Mercredi 21 au soir, je suis tombé dans un cauchemar. Après un petit malaise, je suis allé faire un contrôle à l’hôpital. Je pensais rentrer le soir même. J’ai été happé par le système, hospitalisé jusqu’au lundi suivant... et j’ai découvert le fonctionnement d’un monde que je ne connaissais pas du tout.
Des travailleurs motivés
Le formidable potentiel humain m’a frappé. A tous les niveaux, des personnes qui écoutent, qui sourient, qui se démènent. Plus que l’argent, ce sont les travailleurs qui sont gaspillés.

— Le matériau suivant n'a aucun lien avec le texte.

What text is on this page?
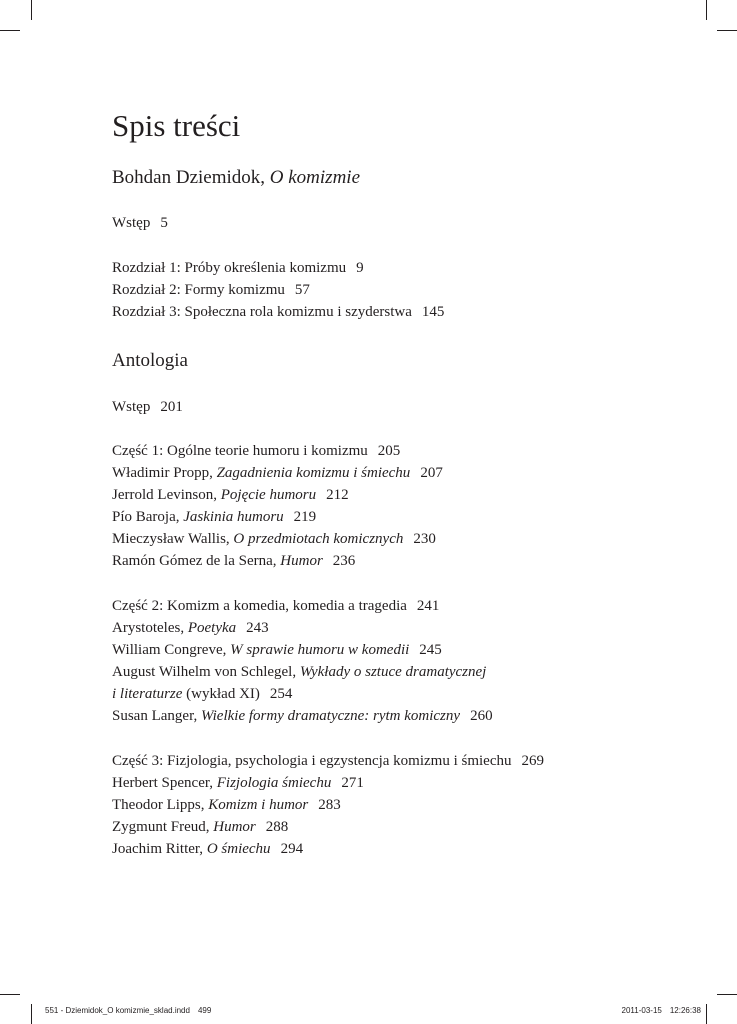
Spis treści
Bohdan Dziemidok, O komizmie
Wstęp 5
Rozdział 1: Próby określenia komizmu 9
Rozdział 2: Formy komizmu 57
Rozdział 3: Społeczna rola komizmu i szyderstwa 145
Antologia
Wstęp 201
Część 1: Ogólne teorie humoru i komizmu 205
Władimir Propp, Zagadnienia komizmu i śmiechu 207
Jerrold Levinson, Pojęcie humoru 212
Pío Baroja, Jaskinia humoru 219
Mieczysław Wallis, O przedmiotach komicznych 230
Ramón Gómez de la Serna, Humor 236
Część 2: Komizm a komedia, komedia a tragedia 241
Arystoteles, Poetyka 243
William Congreve, W sprawie humoru w komedii 245
August Wilhelm von Schlegel, Wykłady o sztuce dramatycznej
i literaturze (wykład XI) 254
Susan Langer, Wielkie formy dramatyczne: rytm komiczny 260
Część 3: Fizjologia, psychologia i egzystencja komizmu i śmiechu 269
Herbert Spencer, Fizjologia śmiechu 271
Theodor Lipps, Komizm i humor 283
Zygmunt Freud, Humor 288
Joachim Ritter, O śmiechu 294
551 - Dziemidok_O komizmie_sklad.indd 499	2011-03-15 12:26:38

Des aberrations dans l’organisation
Parce qu’il faut être motivé pour travailler dans des dysfonctionnements plus que surprenants :
- manque de communication entre les services (dossier médical qui se perd, mauvaises transmissions d’ordonnances),
- décisions bloquées par des “professeurs” absents (j’en ai vu un une seule fois en cinq jours, 20 heures après mon hospitalisation, pour rien, si ce n’est servir de sujet d’examen à sa cour).
Avec pour conséquences :
- mutliples double-saisies (j’ai notamment mobilisé un médecin qui n’a fait que remplir un dossier et me donner un avis qui n’a pas été suivi par le médecin suivant : c’est cher pour remplir un dossier qui a déjà été saisi ailleurs...),
- temps d’attente inutiles,
- mêmes examens répétés (on m’a fait au moins 7 fois le même examen, j’ai vu 6 médecins différents et on a failli me faire passer 2 fois le même scanner en 2 jours si je n’avais pas alerté le service !),
- pertes de temps/machine (et les équipements coûtent cher).
Où sont les patrons ?
Aucune entreprise ne survivrait deux mois à de tels défauts dans l’organisation et la communication. Y a-t-il seulement des patrons à l’hôpital ?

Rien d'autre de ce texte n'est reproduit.